Access to ATV documents restricted
An ATV director who won court-ordered access to the broadcaster's operating documents earlier this month had his victory limited yesterday, when restrictions were slapped on his use of the documents.
Kevin Tsai Shao-chung may use the finance and operations documents only to discharge his duties as a member of ATV's board of directors, the Court of Appeal ruled.
The court imposed the condition after Asia Television applied for a delay of a Court of First Instance order on September 16 that it disclose its finance and operations documents to Tsai, pending an appeal against the lower court's ruling.
Yesterday, lawyers for ATV management argued that the restriction was necessary to prevent Tsai from supplying confidential information to his father, Taiwanese snack tycoon and ATV shareholder Tsai Eng-meng.
The elder Tsai, they said, might use the documents in a court fight against other shareholders over control of the station. Anson Wong, for ATV and its executive director James Shing Pan-yu, said: 'A lot of the company information had been used [by Tsai Eng-meng] for litigation between shareholders. The company wants to be neutral to these litigations.'
Wong said the trial judge had erred in his ruling that it was not improper for Tsai to pass the information on to owners of a company that owned shares of ATV.
Barrister Charles Manzoni, for Tsai, called the application a 'tactical ploy' used by ATV's major investor, Wong Ching, a relative of Shing.

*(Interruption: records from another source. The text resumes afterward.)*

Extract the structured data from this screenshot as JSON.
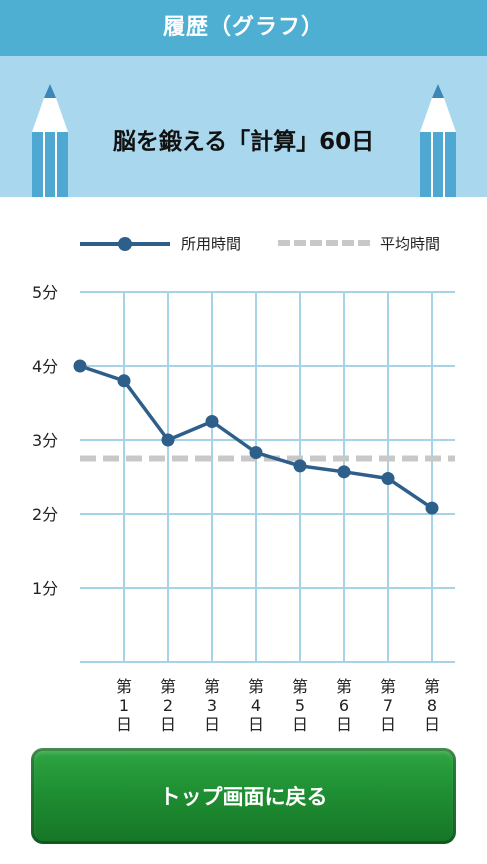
{
  "header": {
    "title": "履歴（グラフ）"
  },
  "banner": {
    "title": "脳を鍛える「計算」60日"
  },
  "legend": {
    "series_label": "所用時間",
    "average_label": "平均時間"
  },
  "colors": {
    "series": "#2e5f8a",
    "average": "#c8c8c8",
    "grid": "#a7d3e6",
    "accent": "#4fafd3",
    "button": "#1f8f33"
  },
  "chart_data": {
    "type": "line",
    "categories": [
      "第1日",
      "第2日",
      "第3日",
      "第4日",
      "第5日",
      "第6日",
      "第7日",
      "第8日"
    ],
    "x_labels": [
      [
        "第",
        "1",
        "日"
      ],
      [
        "第",
        "2",
        "日"
      ],
      [
        "第",
        "3",
        "日"
      ],
      [
        "第",
        "4",
        "日"
      ],
      [
        "第",
        "5",
        "日"
      ],
      [
        "第",
        "6",
        "日"
      ],
      [
        "第",
        "7",
        "日"
      ],
      [
        "第",
        "8",
        "日"
      ]
    ],
    "y_tick_labels": [
      "1分",
      "2分",
      "3分",
      "4分",
      "5分"
    ],
    "y_ticks": [
      1,
      2,
      3,
      4,
      5
    ],
    "ylim": [
      0,
      5
    ],
    "series": [
      {
        "name": "所用時間",
        "x": [
          0,
          1,
          2,
          3,
          4,
          5,
          6,
          7,
          8
        ],
        "values": [
          4.0,
          3.8,
          3.0,
          3.25,
          2.83,
          2.65,
          2.57,
          2.48,
          2.08
        ]
      }
    ],
    "average": {
      "name": "平均時間",
      "value": 2.75
    },
    "grid": true,
    "legend_position": "top"
  },
  "footer": {
    "button_label": "トップ画面に戻る"
  }
}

'What Wong is trying to do is to keep his sole control of ATV for as long as he can,' Manzoni said. 'Mr Wong is trying to wrest the control from Mr Tsai.'
The Court of Appeal's Mr Justice Joseph Fok imposed the condition on Tsai after refusing to grant a stay of the order to release the documents to him.
Shing told a Legislative Council panel earlier this month that he was not the source of ATV's mistaken report about former president Jiang Zemin's death in July, and neither were Wong or senior vice-president Kwong Hoi-ying. He said the senior management had never interfered in the newsroom, and they respected the freedom of the press and editorial independence.